The following is a link to a you tube presentation by a UC Irvine neuroscientist, James Fallon who admits to being a psychopath. Three Ingredients for Murder: Neuroscientist James Fallon …
His book describes how for many years, he was heavily involved in research regarding various subjects such as psychiatry, adult stem cell development, genetic testing, Alzheimer’s, criminal psychopathy and other abnormalities.
In limited study, he used genetic testing, Pet Scans, FMRIs, another kind of brain scan, and SPEC scans of psychopathic murderers when he started noticing a pattern which was specific to these killers.
He did these same studies on himself and placed himself as a blind (unknown) person in the control part of a study on Alzheimer’s’ patients. When doing some comparisons, he separated out a file on one of blind control category subjects because this person’s test results fit the profile of a criminal psychopath. When he pulled back on a tab to check on the name, the name was his own. At the time he discounted his data which is typical of a borderline psychopath.
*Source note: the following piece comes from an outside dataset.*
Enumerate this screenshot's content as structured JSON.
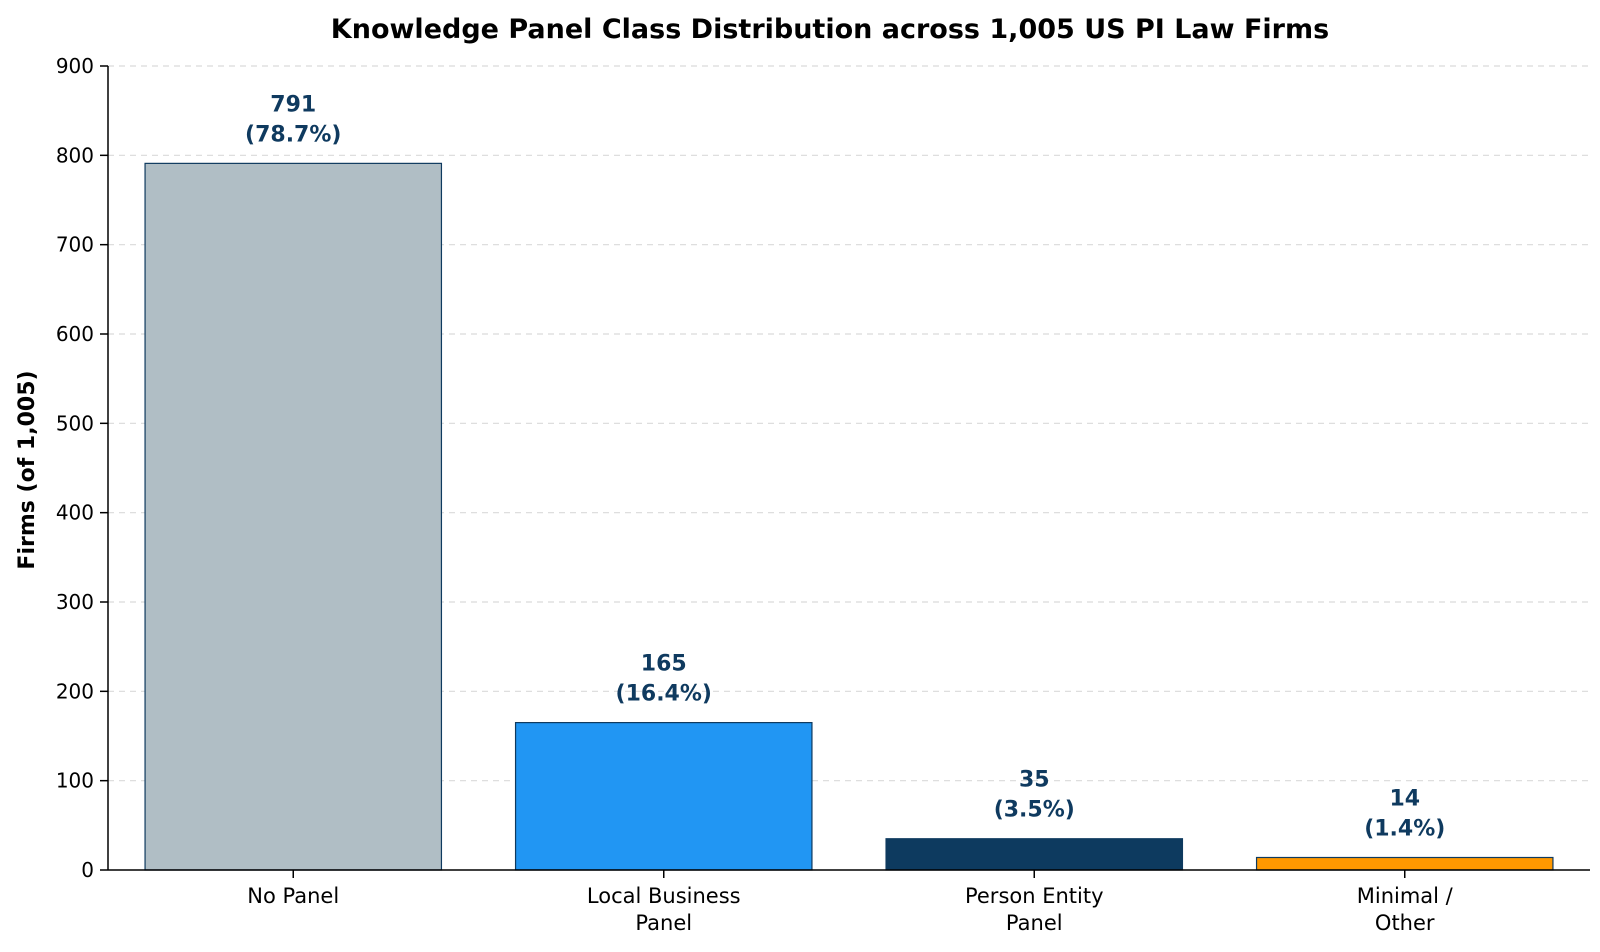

Eventually, he started asking coworkers whom he had known for years for feedback. He was genuinely shocked when they all described him as a psychopath. Then he asked for honest feedback from his wife, family and long time close friends and the response was always the same. They concurred with his test results.
His psychological test results indicated that he had high score for aggression and a low test score for empathy and anxiety, and that he tested positive for having the profile of a borderline psychopath.
He is honest in his self reflection. One major difference between himself and others had to with his need for revenge. If he felt slighted, he was not able to contain his anger even if it took a couple of years to get even. But he would get revenge.
Over time, he had to learn that each and every time he acted that he had to remind himself to act in an unselfish way. People around him started noticing that he was treating others better. When he stated that this was not natural for him, they said they didn’t care. What was important to them was that he was making the effort and trying.
UPDATE: This blog was updated on 6/23/15.